Commenting that, “I think you see where this is going,” you “cut to the chase” by picking up the remaining cards and turning them over en masse, showing that all of the cards were sorted correctly by the spectator!
(It’s truly that clean and direct. If you wish, you can literally perform this in under a minute and its impact is beyond belief. Also, consider that at no time do you touch the cards during the spectator’s sorting process or give any instructions as she deals the cards. I sincerely feel this is as direct and clean as OOTW can be. But wait — there’s more.)
PHASE 2: “O.K. — that’s pretty cool, isn’t it? You are a remarkably intuitive person — you’re great to work with.” As this is said, you gather and square up the cards.
“Let’s try something a little more difficult.”
You remove another playing card from your pocket, and it is seen to be an Ace of Spades.
“What color is this card?”
Of course, the spectator says, “Black.”
“Well, I’m going to try and influence you to think it’s a Red Card.”

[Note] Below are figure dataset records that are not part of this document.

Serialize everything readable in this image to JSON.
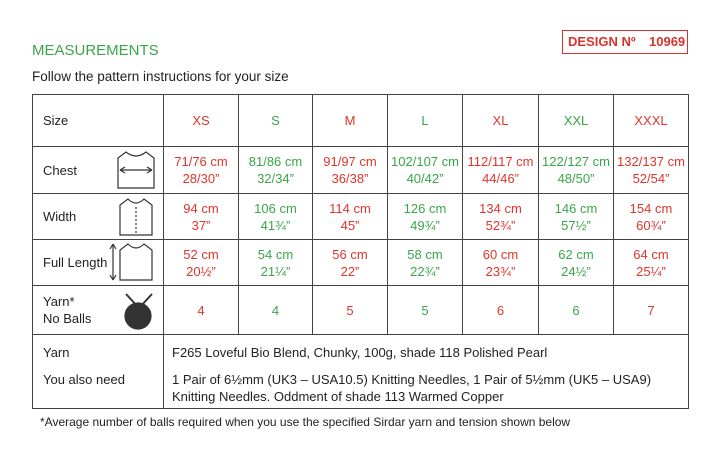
{
  "header": {
    "title": "MEASUREMENTS",
    "design_label": "DESIGN Nº",
    "design_number": "10969",
    "intro": "Follow the pattern instructions for your size"
  },
  "table": {
    "header": [
      "Size",
      "XS",
      "S",
      "M",
      "L",
      "XL",
      "XXL",
      "XXXL"
    ],
    "rows": [
      {
        "label": "Chest",
        "cells": [
          [
            "71/76 cm",
            "28/30”"
          ],
          [
            "81/86 cm",
            "32/34”"
          ],
          [
            "91/97 cm",
            "36/38”"
          ],
          [
            "102/107 cm",
            "40/42”"
          ],
          [
            "112/117 cm",
            "44/46”"
          ],
          [
            "122/127 cm",
            "48/50”"
          ],
          [
            "132/137 cm",
            "52/54”"
          ]
        ]
      },
      {
        "label": "Width",
        "cells": [
          [
            "94 cm",
            "37”"
          ],
          [
            "106 cm",
            "41¾”"
          ],
          [
            "114 cm",
            "45”"
          ],
          [
            "126 cm",
            "49¾”"
          ],
          [
            "134 cm",
            "52¾”"
          ],
          [
            "146 cm",
            "57½”"
          ],
          [
            "154 cm",
            "60¾”"
          ]
        ]
      },
      {
        "label": "Full Length",
        "cells": [
          [
            "52 cm",
            "20½”"
          ],
          [
            "54 cm",
            "21¼”"
          ],
          [
            "56 cm",
            "22”"
          ],
          [
            "58 cm",
            "22¾”"
          ],
          [
            "60 cm",
            "23¾”"
          ],
          [
            "62 cm",
            "24½”"
          ],
          [
            "64 cm",
            "25¼”"
          ]
        ]
      }
    ],
    "balls": {
      "label": [
        "Yarn*",
        "No Balls"
      ],
      "values": [
        4,
        4,
        5,
        5,
        6,
        6,
        7
      ]
    },
    "yarn": {
      "labels": [
        "Yarn",
        "You also need"
      ],
      "yarn": "F265 Loveful Bio Blend, Chunky, 100g, shade 118 Polished Pearl",
      "also_need": [
        "1 Pair of 6½mm (UK3 – USA10.5) Knitting Needles, 1 Pair of 5½mm (UK5 – USA9)",
        "Knitting Needles. Oddment of shade 113 Warmed Copper"
      ]
    }
  },
  "footnote": "*Average number of balls required when you use the specified Sirdar yarn and tension shown below"
}
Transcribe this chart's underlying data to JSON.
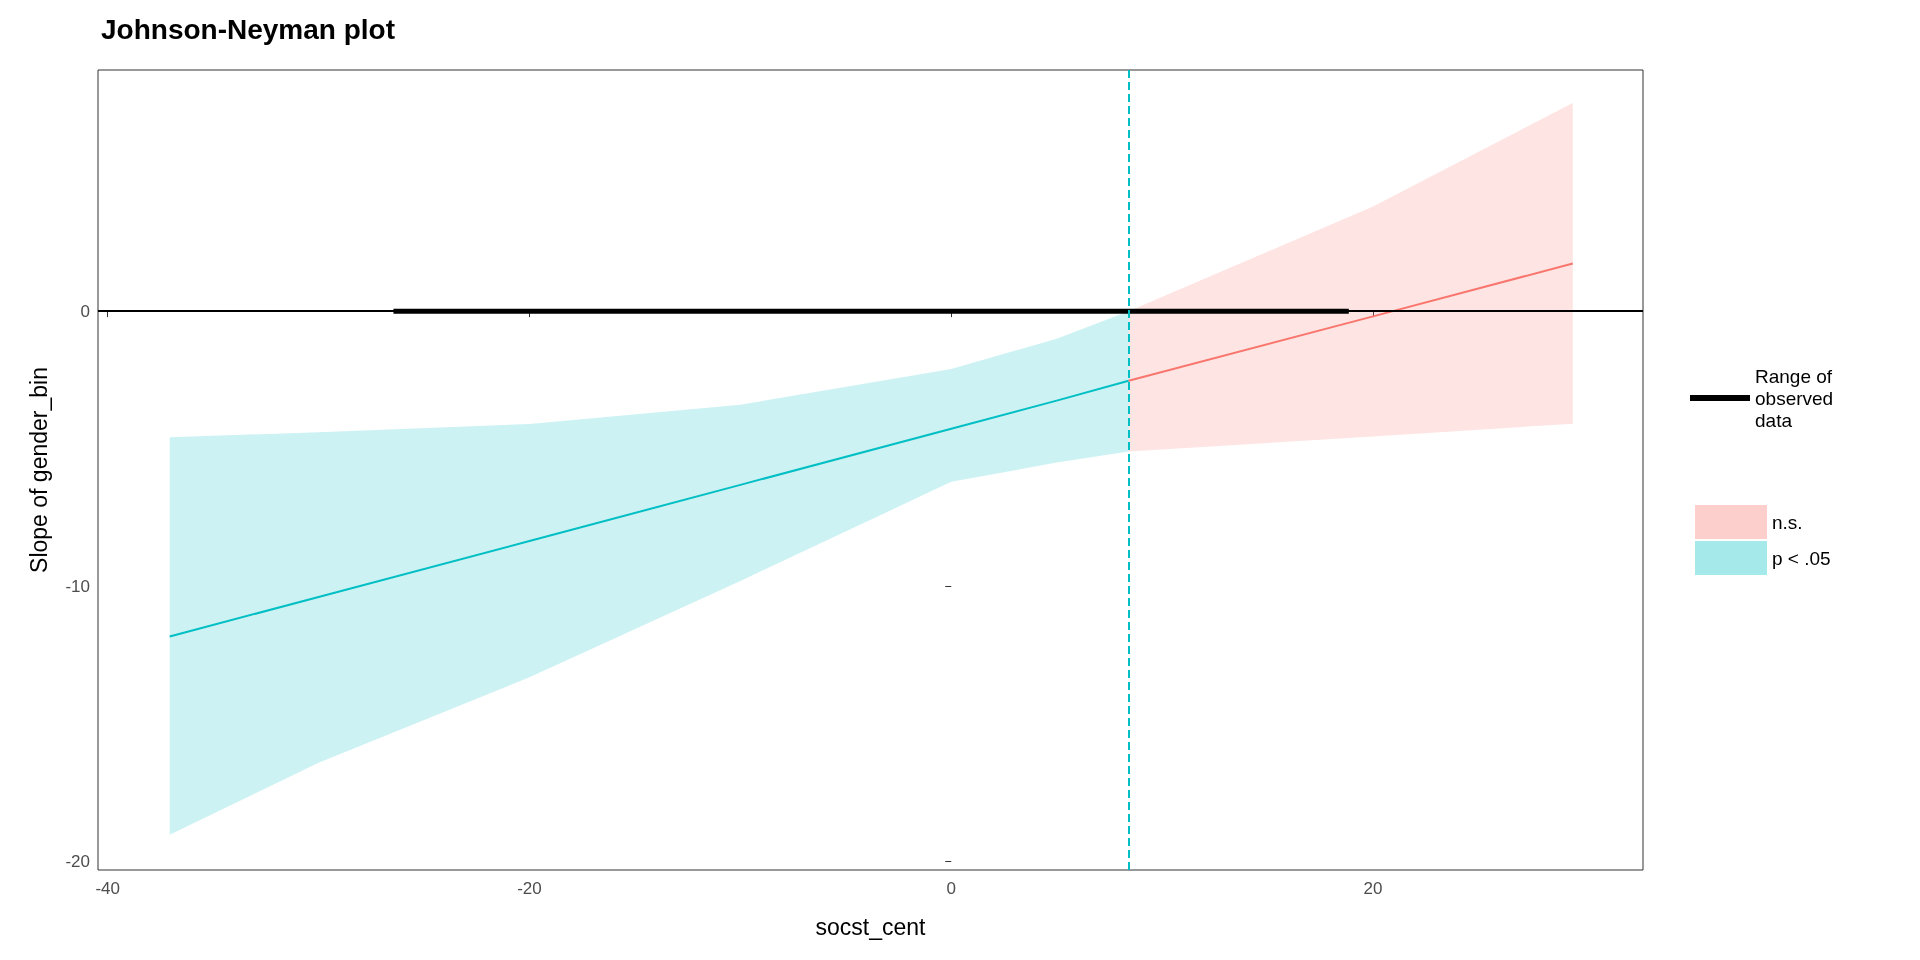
{
  "chart_data": {
    "type": "line",
    "title": "Johnson-Neyman plot",
    "xlabel": "socst_cent",
    "ylabel": "Slope of gender_bin",
    "xlim": [
      -40.46,
      32.8
    ],
    "xticks": [
      -40,
      -20,
      0,
      20
    ],
    "ylim": [
      -20.3,
      8.76
    ],
    "yticks": [
      -20,
      -10,
      0
    ],
    "series": [
      {
        "name": "p < .05",
        "color": "#00bfc4",
        "x": [
          -37.06,
          -30,
          -20,
          -10,
          0,
          5,
          8.41
        ],
        "values": [
          -11.82,
          -10.38,
          -8.35,
          -6.31,
          -4.27,
          -3.25,
          -2.53
        ],
        "lower": [
          -19.02,
          -16.4,
          -13.3,
          -9.8,
          -6.2,
          -5.5,
          -5.1
        ],
        "upper": [
          -4.58,
          -4.4,
          -4.1,
          -3.4,
          -2.1,
          -1.0,
          0
        ]
      },
      {
        "name": "n.s.",
        "color": "#f8766d",
        "x": [
          8.41,
          20,
          29.47
        ],
        "values": [
          -2.53,
          -0.19,
          1.73
        ],
        "lower": [
          -5.1,
          -4.55,
          -4.09
        ],
        "upper": [
          0,
          3.8,
          7.56
        ]
      },
      {
        "name": "Range of observed data",
        "color": "#000000",
        "x": [
          -26.45,
          18.85
        ],
        "values": [
          0,
          0
        ]
      }
    ],
    "ref_lines": [
      {
        "axis": "y",
        "value": 0,
        "color": "#000000",
        "line_style": "solid"
      },
      {
        "axis": "x",
        "value": 8.41,
        "color": "#00bfc4",
        "line_style": "dashed"
      }
    ],
    "legend": "right",
    "grid": false,
    "marker": "none",
    "line_style": "solid"
  }
}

You insert the AS into the group of cards and, depending on your presentational style, shuffle or deliberately rearrange them.
You square up the cards, turn them face down, and hand them to your assistant, as in the first phase, with the same “follow your intuition” instructions you gave before.
She is then to deal the cards into two fairly equal piles, as the first time. (BTW, if you’re “thinking method” as you read the effect, consider that you could actually turn your back as she deals the cards.)
After she is done dealing the cards, you ask her, “Which pile do you think you dealt the Black Cards to?” You pick up the pile she indicated, and smile in a way that indicates she is correct.
As you mention that you attempted to influence her to deal just Black Cards to this pile, “like last time,” you turn over one card, then another, then another, etc., from the top of that pile and they are all seen to indeed be Black Cards.
“You were correct — as you can see, these are all Black Cards.”
You then pick up the pile on the table and place it with the remaining cards still in your hand. Continuing the same motion, you turn the combined packet face up and place it on the Black Cards you already dealt.
You continue, “But, as you’ll see, it’s the Red Cards that are now the most interesting,” as you then ribbon spread all of the cards to show a solid bank of nine Black Cards and the Ace of Spades residing in the middle of the group of all Red Cards!
“You see — you must have thought the Ace of Spades was indeed a Red Card.”